<a class="anchor" id="toc"></a>
# GENERATE FIGURE INPUTS

This notebook provides functions and scripts for generating input files for visualization with D3.

---
- [WORKSPACE VARIABLES](#workspace-variables)
- **[SYSTEM REPRESENTATION](#system-representation)**
    - [colony borders](#system-representation-colony-borders)
    - [simulation outlines](#system-representation-simulation-outlines)
    - [simulation states](#system-representation-simulation-states)
    - [simulation metrics](#system-representation-simulation-metrics)
- **[CELL VARIABILITY](#cell-variability)**
    - [feature quantiles](#cell-variability-feature-quantiles)
    - [simulation outlines](#cell-variability-simulation-outlines)
    - [simulation states](#cell-variability-simulation-states)
    - [simulation metrics](#cell-variability-simulation-metrics)
- **[NUTRIENT DYNAMICS](#nutrient-dynamics)**
    - [concentration profiles](#nutrient-dynamics-concentration-profiles)
    - [simulation outlines](#nutrient-dynamics-simulation-outlines)
    - [simulation states](#nutrient-dynamics-simulation-states)
    - [simulation metrics](#nutrient-dynamics-simulation-metrics)
---

Each of the simulation sets has a corresponding script of the same name, which contains a class (of the same name) with relevant condition variables and methods to iterate through these condition.
The `loop` method will be used the most often to iterate through all conditions, extract relevant information, and then compile the information into a single output file.
The `loop` method works with both individual files for each condition (`.csv` or `.json`) or a `.tar.xz` compressed archive of the files for each condition.
For a given figure, not all conditions may be used.

All generated figure inputs are provided in the `analysis` directory.
As much as possible, files are provided in compressed archive form, using the provided `compress.sh` script, taking three arguments: `[NAME OF SIMULATION SET] [EXTENSION NAME] [json OR csv]`.
The corresponding arguments for each of the following figures is provided in the description.

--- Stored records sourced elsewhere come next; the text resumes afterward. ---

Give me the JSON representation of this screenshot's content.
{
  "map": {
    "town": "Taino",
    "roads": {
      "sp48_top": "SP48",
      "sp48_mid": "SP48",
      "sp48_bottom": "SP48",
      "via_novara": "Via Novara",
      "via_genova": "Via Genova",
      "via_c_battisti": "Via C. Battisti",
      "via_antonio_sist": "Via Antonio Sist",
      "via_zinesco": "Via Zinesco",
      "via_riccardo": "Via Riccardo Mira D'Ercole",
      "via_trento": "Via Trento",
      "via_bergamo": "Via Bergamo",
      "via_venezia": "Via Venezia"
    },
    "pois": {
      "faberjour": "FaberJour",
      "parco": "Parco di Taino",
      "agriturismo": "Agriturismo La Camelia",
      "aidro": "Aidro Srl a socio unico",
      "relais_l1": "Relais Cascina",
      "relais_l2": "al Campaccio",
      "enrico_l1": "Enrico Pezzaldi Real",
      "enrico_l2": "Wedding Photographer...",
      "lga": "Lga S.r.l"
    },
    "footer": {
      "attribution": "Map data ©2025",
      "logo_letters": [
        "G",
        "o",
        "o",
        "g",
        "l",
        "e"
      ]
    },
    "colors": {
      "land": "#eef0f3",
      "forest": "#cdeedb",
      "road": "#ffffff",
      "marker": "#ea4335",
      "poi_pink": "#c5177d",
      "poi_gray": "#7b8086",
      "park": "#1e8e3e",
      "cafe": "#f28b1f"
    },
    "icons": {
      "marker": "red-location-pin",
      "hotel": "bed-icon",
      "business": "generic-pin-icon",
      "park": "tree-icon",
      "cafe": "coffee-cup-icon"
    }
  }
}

The `generate.py` file contains functions to generate figure inputs.

In [None]:
from scripts.generate import *

<a class="anchor" id="workspace-variables"></a>

### WORKSPACE VARIABLES

Set up workspace variables for analyzing simulations.

- **`DATA_PATH`** is the path to data files (`.tar.xz` files of compressed simulation outputs)
- **`RESULTS_PATH`** is the path to result files (`.csv` files generated by parsing)
- **`ANALYSIS_PATH`** is the path for analysis files (`.json` and `.csv` files, `.tar.xz` compressed archives)

In [None]:
DATA_PATH = "/path/to/data/files/"
RESULTS_PATH = "/path/to/result/files/"
ANALYSIS_PATH = "/path/to/analysis/files/"

<a class="anchor" id="system-representation"></a>

### SYSTEM REPRESENTATION

Generate `SYSTEM_REPRESENTATION` figure inputs.

In [None]:
from scripts.SYSTEM_REPRESENTATION import SYSTEM_REPRESENTATION

<a class="anchor" id="system-representation-colony-borders"></a>

**colony borders**
<span style="float:right;">
    [go to figure](http://0.0.0.0:8000/figures/colony_borders.html) &#x2022;
    [back to top](#toc)
</span>

The colony borders figure shows overlay of borders for 2D and different 3D simulation conditions across context and geometries for seed 0 at t = 15 days.

The function `get_colony_borders` extracts colony borders for the given timepoint and seed.
Files created by the function can be compressed with `compress.sh` using `SYSTEM_REPRESENTATION .BORDERS csv`.

In [None]:
SYSTEM_REPRESENTATION.run(ANALYSIS_PATH, RESULTS_PATH, get_colony_borders, timepoints=15.0, seeds=0)

<a class="anchor" id="system-representation-simulation-outlines"></a>

**simulation outlines**
<span style="float:right;">
    [go to figure](http://0.0.0.0:8000/figures/simulation_outlines.html) &#x2022;
    [back to top](#toc)
</span>

The simulation outlines figure shows colony outlines for each seed and simulation condition.

The `.OUTLINES` files produced in the basic analysis step are used as input.
Make sure to EXTRACT THE ARCHIVE FILES from `SYSTEM_REPRESENTATION.OUTLINES.tar.xz`.
Only the conditions with extension `.150.csv` are needed.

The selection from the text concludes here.